8月16日:初めて、船で沖へ行ってWingボード!
今日は、ついに船で沖へ出るレッスンの日。
これまでの練習は浜辺の近くだったが、
今日は本格的に「海へ出る」。
期待と不安が入り混じる中、初めて小さなボートに乗り込んだ。
砂浜を離れるとき、
海水浴客たちの視線を背に受けた。
「行ってらっしゃい」とでも言うような羨望の眼差し。
水陸両用のボードを抱え、
まるで冒険へ旅立つような気分だった。
しかし、いざ出航すると――
想像以上の揺れだった。
小さなボートは波に叩かれ、
ドン、ドン、と海面を打ちつける。
身体が跳ね、腰に響く衝撃。
快適とは言いがたいが、
その荒々しさに胸が高鳴った。
まさに「海と格闘する」という感じだった。
沖に着くと、先生が笑って言った。
「風上に走れれば、左右の往復ができるよ。
流されたらボートで回収するから大丈夫。」
私は笑いながら答えた。
「回収されないように頑張ります!」
そうして始まった、沖での初レッスン。
ところが、風が――ない。
ほとんど吹いていない。
しかも、うねりが強く、
ボードが常に上下に揺れる。
風があればバランスを取れるのだが、
今はその助けもなく、ただ波に弄ばれるばかり。
立っては沈み、立っては沈み。
冷たい海水が、悔しさを混ぜて頬を打った。
つい口に出た。
「風がないので上手くいきません……」
すると先生が一言。
「風のせいにしない。できることをやろう。
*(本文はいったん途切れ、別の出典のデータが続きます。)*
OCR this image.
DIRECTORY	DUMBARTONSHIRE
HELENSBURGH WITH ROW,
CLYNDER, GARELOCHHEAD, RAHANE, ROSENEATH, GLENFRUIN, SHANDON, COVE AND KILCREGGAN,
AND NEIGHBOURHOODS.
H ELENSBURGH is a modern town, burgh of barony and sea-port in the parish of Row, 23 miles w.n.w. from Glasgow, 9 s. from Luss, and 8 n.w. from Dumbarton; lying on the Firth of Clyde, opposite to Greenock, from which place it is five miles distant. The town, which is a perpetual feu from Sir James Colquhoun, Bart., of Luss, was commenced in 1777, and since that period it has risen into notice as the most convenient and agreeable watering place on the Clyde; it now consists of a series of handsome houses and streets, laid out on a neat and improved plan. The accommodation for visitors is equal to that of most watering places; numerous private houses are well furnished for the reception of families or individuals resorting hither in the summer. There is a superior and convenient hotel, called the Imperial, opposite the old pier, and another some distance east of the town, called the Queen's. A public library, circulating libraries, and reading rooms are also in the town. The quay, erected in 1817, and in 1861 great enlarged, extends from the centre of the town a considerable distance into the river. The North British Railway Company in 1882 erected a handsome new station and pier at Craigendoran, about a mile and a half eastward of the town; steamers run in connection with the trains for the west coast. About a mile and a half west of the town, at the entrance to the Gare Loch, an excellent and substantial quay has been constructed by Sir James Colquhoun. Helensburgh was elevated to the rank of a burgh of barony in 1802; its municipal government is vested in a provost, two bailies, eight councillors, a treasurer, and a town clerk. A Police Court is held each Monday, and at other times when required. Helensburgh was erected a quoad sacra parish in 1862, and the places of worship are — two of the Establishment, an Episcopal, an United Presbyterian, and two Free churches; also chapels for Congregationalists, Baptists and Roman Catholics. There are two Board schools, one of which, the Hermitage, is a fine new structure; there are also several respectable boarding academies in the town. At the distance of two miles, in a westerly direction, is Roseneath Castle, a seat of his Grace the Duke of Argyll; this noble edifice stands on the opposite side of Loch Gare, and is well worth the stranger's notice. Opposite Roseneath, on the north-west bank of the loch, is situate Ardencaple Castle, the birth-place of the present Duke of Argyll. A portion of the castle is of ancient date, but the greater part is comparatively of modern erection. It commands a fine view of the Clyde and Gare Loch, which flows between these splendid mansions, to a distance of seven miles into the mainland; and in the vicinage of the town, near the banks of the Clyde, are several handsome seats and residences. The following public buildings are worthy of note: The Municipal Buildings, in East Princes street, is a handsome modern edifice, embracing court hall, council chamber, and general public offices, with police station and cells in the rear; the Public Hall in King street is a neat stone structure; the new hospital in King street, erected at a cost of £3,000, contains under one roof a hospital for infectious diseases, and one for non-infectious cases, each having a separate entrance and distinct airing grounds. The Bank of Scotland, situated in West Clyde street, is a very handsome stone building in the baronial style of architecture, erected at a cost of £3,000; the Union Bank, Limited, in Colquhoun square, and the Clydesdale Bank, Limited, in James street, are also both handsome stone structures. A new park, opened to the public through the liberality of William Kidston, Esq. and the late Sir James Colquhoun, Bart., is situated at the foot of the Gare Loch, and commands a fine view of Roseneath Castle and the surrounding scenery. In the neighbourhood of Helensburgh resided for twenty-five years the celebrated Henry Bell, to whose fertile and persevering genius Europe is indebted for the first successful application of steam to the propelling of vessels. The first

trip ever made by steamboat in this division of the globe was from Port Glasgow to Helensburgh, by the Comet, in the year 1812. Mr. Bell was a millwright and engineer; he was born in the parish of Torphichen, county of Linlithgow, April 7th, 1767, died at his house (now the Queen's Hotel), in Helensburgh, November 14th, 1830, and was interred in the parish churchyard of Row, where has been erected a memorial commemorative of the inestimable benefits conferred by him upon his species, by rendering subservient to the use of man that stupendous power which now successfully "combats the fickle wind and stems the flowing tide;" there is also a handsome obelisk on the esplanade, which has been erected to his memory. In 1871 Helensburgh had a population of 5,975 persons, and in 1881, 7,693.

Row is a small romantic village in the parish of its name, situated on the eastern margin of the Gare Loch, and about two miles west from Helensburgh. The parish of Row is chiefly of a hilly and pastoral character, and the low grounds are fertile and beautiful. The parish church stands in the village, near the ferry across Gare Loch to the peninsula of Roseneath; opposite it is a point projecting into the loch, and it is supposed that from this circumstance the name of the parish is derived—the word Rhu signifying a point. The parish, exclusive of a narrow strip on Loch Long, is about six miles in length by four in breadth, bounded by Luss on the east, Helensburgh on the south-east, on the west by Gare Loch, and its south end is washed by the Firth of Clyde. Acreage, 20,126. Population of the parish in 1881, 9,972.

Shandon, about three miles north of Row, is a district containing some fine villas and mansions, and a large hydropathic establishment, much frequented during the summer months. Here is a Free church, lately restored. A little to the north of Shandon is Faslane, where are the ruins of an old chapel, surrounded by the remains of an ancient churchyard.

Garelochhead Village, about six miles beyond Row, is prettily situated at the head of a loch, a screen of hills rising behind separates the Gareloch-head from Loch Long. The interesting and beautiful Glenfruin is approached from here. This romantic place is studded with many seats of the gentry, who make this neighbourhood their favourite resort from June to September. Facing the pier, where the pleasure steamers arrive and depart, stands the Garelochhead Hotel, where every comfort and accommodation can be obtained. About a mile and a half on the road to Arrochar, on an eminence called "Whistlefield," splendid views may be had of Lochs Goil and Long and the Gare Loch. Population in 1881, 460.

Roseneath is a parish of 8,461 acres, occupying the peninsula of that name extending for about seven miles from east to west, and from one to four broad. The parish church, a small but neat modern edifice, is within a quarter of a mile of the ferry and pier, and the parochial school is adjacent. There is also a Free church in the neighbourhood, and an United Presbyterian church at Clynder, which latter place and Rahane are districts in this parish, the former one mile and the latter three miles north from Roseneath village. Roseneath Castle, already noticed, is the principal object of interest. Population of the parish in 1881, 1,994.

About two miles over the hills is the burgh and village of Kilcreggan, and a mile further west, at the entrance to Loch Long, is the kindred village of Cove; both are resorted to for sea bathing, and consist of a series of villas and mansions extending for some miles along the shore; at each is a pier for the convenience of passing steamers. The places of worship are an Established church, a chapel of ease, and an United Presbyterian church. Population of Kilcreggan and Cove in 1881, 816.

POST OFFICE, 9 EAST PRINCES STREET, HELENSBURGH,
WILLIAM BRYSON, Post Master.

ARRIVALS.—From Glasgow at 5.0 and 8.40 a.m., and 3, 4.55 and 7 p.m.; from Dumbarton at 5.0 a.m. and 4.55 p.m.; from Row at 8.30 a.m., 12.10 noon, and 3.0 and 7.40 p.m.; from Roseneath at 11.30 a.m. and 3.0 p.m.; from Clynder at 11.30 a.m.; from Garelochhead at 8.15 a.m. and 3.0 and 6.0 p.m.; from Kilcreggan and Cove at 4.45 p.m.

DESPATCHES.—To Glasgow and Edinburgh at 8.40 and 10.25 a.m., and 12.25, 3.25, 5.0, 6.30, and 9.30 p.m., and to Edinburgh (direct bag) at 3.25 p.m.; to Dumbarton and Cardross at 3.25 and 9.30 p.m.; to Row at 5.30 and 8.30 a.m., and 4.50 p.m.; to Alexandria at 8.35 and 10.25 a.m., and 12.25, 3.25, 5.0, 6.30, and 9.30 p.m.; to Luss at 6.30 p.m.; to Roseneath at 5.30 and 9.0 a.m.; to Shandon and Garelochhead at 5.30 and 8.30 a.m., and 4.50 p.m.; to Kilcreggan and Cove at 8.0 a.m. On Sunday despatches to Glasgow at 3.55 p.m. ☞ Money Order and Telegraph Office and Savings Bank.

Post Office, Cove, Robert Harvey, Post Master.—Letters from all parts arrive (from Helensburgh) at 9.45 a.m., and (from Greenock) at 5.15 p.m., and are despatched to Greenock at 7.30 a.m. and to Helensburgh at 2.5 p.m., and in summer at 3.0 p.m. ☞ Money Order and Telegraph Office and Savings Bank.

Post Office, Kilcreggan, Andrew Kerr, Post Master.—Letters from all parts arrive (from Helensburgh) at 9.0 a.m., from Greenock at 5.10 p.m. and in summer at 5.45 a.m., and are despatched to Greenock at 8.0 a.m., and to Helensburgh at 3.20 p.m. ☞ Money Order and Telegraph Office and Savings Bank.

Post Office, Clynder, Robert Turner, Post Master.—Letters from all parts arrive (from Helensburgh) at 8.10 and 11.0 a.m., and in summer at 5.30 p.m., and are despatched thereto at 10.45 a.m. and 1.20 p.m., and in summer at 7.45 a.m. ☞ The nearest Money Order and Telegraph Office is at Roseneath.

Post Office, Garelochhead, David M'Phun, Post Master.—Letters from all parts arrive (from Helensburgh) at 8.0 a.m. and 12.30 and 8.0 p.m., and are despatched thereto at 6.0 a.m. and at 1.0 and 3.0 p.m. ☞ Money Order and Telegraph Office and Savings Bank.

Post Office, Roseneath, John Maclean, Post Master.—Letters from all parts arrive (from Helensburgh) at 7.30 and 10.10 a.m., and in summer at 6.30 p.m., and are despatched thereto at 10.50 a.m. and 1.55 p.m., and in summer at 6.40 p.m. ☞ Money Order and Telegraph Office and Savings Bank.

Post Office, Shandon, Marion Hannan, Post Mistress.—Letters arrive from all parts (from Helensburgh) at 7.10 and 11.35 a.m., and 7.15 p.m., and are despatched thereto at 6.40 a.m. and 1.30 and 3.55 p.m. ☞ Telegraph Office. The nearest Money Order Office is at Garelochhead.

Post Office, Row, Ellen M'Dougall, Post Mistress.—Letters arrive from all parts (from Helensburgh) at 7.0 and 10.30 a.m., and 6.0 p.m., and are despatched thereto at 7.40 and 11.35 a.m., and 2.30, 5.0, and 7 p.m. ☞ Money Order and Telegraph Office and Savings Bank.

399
」
𠮟られたというより、
むしろ背中を押されたようだった。
それでも、心の中はぐらぐらと揺れていた。
沈を繰り返すうち、
気がつけば風下へ流され、
テトラポットが近づいていた。
危険を察知した先生がすぐにボートで回収。
再び風上へ戻って、再挑戦。
だが、結果は同じ。
そして追い打ちのように、
水面に青く光る影――カツオノエボシ。
先生が叫ぶ。
「そこ危ない!沈しないで!」
いや、したくなくても、沈してしまう(泣)。
恐怖と情けなさが入り混じり、
思わず笑うしかなかった。
結局、再びボートで回収され、
波に揺られながら帰路についた。
後ろの席に座ると、
跳ね上がる水が容赦なく顔にかかる。
もうどうでもよくなって、
びしょ濡れのまま浜へ戻った。
ウェットスーツが体に張り付き、
海風がやけに冷たかった。
――やっぱり、風がなくてうねりがあると厳しい。
Wing、やめたくなった。
今日得たものは、ボート乗船経験のみ。
でも、きっとこの悔しさも、
いつか“風を掴む日”への伏線になるのだろう。

私の気持ちとは裏腹に、お盆休みのビーチは大盛況でした。